L’ingratitude est une de ces réalités invisibles qui, telle une rouille insidieuse, corrode les relations humaines. On la trouve à travers toutes les couches sociales. Qui n’a jamais ressenti cette déception, cette douleur lancinante de n’avoir jamais reçu le moindre mot de reconnaissance pour un acte généreux ? *Qui n’a jamais ressenti la virulence d’une trahison qui, si elle venait même à être pardonnée avec le temps, ou pour des raisons de commodité circonstancielle ne s’oublie jamais*!
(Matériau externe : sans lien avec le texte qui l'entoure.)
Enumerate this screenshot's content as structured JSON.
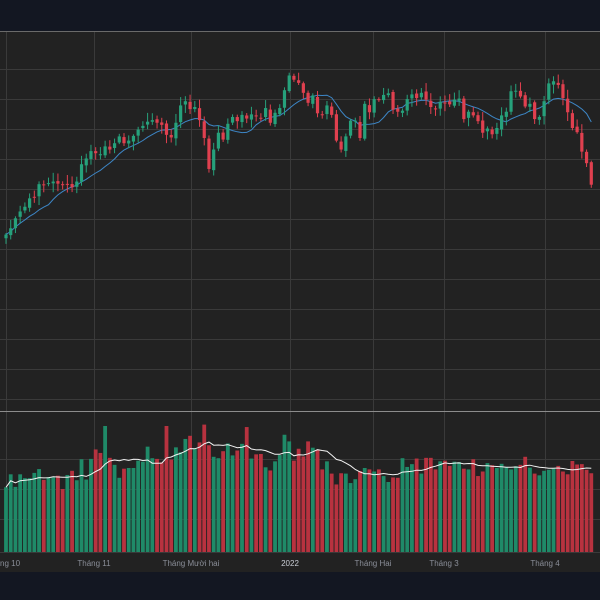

*Cet écho silencieux d’un « merci » jamais prononcé, d’une traîtrise, d’une trahison résonne toujours en nous, laissant derrière lui un goût amer. Une mémoire désormais vigilante, infailliblement souvenante de ce délit envers la reconnaissance*•
La gratitude est l’une des expressions les plus profondes de notre humanité. Elle transcende les simples conventions sociales pour se nicher au cœur même de ce que signifie être en relation avec autrui. Pourtant, dans un monde où tout s’accélère, où chaque minute est comptée, il semble que ce mot simple mais puissant soit en voie de disparition des convenances. Sommes-nous devenus trop occupés pour dire « merci » ? Pour ne jamais oublier un geste anodinement amical, ou parfois salvateur, et qui donc nous aurait tiré d’un mauvais pas ? Ou est-ce un signe plus profond de la dégradation des liens sociaux, ou, peut-être, aussi, tout simplement un banditisme de l’âme ? C’est-à-dire le côté foncièrement mauvais et dominant d’une vilaine âme ?
Autrefois, la reconnaissance était ancrée dans les mœurs, presque comme un rituel sacré. Aujourd’hui, on pourrait penser que le simple fait de recevoir un service ou une aide est perçu comme un dû. L’ingratitude, alors, devient une épidémie silencieuse. Elle s’infiltre dans nos interactions, s’étend dans nos relations, créant des fractures invisibles mais profondes.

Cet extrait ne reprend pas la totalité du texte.